Segunda-feira assistimos a mais uma escalada surreal na história do Prémio Nobel da Paz de Trump. Poucos dias depois de ele ter recebido o prêmio do ganhador de 2025 Maria Corina MachadoTrump enviou uma carta à Noruega queixando-se amargamente de que já não sente “a obrigação de pensar puramente na paz”.
Por que? Porque “o seu país decidiu não me dar o Prémio Nobel da Paz por ter parado o 8 Wars PLUS”.
(O prémio não é atribuído pelo Reino da Noruega e Trump não “parou mais 8 guerras”.)
O presidente conversou brevemente com os repórteres pouco antes da meia-noite de segunda-feira, depois de assistir ao jogo do campeonato de futebol universitário em Miami, durante o qual foi questionado sobre a carta.
Apesar de ter feito lobby incansavelmente pelo prêmio e de ter aceitado um prêmio inventado da FIFA em seu lugar, e de ter alterado o prêmio de Machado e centralizado uma carta internacional ameaçadora em torno dele, Trump negou se importar com o prêmio:
REPÓRTER: Você pode falar sobre a carta que escreveu ao primeiro-ministro, dizendo que o Prêmio Nobel influenciou seu pensamento sobre a Groenlândia?

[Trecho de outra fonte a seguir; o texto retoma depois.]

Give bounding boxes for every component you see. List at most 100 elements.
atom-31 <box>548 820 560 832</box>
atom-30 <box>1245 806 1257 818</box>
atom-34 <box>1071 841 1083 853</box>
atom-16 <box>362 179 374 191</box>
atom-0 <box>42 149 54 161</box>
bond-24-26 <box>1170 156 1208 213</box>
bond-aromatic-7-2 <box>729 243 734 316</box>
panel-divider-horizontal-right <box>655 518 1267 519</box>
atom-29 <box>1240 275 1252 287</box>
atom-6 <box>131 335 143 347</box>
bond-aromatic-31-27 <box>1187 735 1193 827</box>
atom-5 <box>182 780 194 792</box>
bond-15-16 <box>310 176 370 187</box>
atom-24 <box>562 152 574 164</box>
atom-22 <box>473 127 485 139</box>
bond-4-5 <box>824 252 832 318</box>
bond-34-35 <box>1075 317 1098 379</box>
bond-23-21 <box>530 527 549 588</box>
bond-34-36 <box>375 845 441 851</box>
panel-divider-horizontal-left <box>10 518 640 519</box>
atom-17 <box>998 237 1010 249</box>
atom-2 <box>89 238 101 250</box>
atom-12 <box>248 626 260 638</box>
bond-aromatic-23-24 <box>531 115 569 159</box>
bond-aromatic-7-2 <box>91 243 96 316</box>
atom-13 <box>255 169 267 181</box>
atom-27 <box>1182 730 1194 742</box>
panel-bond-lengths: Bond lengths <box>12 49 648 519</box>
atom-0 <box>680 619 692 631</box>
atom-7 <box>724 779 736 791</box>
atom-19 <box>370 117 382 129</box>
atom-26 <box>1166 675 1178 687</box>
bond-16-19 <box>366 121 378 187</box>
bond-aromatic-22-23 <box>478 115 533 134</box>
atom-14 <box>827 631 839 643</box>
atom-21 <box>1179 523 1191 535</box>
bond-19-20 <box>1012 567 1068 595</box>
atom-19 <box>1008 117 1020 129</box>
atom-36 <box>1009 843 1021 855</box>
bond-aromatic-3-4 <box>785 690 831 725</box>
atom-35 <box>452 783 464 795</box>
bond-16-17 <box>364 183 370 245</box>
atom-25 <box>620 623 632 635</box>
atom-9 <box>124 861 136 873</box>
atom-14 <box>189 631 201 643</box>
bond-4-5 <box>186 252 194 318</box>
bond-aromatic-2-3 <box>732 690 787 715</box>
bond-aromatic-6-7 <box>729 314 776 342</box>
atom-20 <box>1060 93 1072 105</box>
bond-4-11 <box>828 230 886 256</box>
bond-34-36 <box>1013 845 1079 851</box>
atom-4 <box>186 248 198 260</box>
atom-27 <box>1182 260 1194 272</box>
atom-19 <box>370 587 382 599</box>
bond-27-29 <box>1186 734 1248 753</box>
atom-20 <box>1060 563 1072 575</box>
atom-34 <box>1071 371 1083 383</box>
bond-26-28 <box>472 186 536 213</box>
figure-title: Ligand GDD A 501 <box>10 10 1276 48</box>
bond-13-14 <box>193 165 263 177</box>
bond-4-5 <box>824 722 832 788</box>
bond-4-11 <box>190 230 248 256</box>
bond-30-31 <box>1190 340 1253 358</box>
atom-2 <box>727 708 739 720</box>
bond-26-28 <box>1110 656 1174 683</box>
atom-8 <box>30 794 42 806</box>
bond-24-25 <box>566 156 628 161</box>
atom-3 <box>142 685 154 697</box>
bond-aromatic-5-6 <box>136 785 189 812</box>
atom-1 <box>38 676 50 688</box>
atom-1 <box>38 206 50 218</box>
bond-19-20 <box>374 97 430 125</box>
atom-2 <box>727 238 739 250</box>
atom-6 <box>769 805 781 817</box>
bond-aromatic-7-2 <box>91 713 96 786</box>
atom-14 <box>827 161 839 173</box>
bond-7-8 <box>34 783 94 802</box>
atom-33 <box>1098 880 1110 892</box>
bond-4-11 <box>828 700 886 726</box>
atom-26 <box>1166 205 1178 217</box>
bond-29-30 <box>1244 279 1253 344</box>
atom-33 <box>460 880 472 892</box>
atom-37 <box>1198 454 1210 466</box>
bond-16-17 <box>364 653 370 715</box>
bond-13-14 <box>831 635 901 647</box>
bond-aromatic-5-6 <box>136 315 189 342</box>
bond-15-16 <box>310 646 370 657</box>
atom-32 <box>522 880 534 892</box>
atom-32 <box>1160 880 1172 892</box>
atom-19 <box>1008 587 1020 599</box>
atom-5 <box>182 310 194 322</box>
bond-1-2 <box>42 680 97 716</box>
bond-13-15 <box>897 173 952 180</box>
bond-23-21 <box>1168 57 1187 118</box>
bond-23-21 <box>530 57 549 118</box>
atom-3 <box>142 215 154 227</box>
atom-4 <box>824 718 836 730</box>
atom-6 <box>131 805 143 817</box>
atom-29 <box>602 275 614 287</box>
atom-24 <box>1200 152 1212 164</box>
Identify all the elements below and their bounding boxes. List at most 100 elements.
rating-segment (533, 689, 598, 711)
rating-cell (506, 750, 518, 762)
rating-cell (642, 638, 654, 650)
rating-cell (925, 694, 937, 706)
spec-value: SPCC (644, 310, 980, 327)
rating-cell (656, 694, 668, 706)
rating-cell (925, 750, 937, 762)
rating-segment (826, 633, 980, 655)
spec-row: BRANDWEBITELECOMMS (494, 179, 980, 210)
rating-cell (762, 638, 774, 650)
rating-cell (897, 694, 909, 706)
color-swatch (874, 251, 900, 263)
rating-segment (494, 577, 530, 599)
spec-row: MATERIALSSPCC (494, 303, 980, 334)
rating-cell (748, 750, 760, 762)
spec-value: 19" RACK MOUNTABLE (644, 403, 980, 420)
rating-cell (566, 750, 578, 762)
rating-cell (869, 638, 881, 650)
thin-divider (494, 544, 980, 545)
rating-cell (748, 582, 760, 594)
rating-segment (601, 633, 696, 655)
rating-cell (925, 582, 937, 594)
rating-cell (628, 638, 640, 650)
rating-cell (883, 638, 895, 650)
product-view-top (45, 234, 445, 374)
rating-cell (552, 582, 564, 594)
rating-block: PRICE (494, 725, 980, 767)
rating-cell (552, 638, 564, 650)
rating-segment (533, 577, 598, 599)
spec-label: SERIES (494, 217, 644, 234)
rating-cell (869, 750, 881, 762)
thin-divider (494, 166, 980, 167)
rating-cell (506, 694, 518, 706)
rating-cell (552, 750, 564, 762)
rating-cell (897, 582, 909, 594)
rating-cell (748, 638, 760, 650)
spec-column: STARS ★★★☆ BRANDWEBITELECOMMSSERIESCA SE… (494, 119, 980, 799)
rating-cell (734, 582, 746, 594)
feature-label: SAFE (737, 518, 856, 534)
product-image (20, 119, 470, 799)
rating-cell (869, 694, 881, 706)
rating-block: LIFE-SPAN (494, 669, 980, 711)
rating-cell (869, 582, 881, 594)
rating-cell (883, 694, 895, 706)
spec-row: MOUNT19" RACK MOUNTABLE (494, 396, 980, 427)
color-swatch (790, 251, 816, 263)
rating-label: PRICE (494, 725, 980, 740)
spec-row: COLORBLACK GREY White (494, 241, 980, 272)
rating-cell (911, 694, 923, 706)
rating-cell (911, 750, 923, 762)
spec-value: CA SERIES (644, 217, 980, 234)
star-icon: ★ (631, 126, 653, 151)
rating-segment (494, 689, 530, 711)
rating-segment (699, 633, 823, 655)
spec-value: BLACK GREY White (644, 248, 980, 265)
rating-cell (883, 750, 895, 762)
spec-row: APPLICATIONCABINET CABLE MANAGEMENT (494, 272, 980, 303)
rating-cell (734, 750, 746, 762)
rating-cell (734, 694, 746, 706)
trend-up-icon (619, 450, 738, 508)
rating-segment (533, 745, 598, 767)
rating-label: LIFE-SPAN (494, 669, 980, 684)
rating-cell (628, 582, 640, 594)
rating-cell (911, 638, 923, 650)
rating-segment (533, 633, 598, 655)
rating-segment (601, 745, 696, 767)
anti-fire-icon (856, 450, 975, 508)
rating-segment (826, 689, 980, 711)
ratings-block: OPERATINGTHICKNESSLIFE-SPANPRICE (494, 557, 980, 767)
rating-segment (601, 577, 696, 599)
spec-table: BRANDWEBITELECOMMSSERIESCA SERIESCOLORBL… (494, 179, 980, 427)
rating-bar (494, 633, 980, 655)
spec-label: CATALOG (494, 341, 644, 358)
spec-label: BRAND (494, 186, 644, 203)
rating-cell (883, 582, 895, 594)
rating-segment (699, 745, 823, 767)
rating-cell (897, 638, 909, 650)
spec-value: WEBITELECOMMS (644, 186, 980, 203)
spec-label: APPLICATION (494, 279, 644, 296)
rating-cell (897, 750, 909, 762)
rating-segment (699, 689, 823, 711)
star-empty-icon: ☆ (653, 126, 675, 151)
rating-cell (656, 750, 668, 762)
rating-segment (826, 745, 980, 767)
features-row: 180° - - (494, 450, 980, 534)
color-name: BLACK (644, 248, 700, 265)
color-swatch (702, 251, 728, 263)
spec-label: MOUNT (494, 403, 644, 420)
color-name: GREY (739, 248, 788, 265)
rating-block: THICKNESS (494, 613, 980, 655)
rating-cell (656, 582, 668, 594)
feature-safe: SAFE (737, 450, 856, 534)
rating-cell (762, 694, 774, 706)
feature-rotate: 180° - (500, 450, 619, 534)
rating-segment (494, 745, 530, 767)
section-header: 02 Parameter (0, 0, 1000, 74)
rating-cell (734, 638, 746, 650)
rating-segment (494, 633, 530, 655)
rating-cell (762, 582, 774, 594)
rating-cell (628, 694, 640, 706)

PRESIDENTE DONALD TRUMP: Não, não me importo com o prêmio Nobel.
Em primeiro lugar, uma mulher muito boa sentiu que eu merecia e queria muito que eu ganhasse o Prémio Nobel. E eu agradeço isso.
Se alguém pensa que a Noruega não controla o Prémio Nobel! Eles estão apenas brincando. Eles têm um conselho, mas é controlado pela Noruega. E não me importa o que a Noruega diz.
Mas eu realmente não me importo com isso. O que me importa é salvar vidas. E acho que salvei dezenas de milhões de vidas.
Se você olhar para a Índia, o Paquistão, como uma ou duas potências nucleares. Você olha para muitos dos países que estavam em uma guerra de 30, em alguns casos, de 35 anos, e eu consegui.
Paramos oito guerras e talvez consigamos parar uma nona muito em breve. Veremos.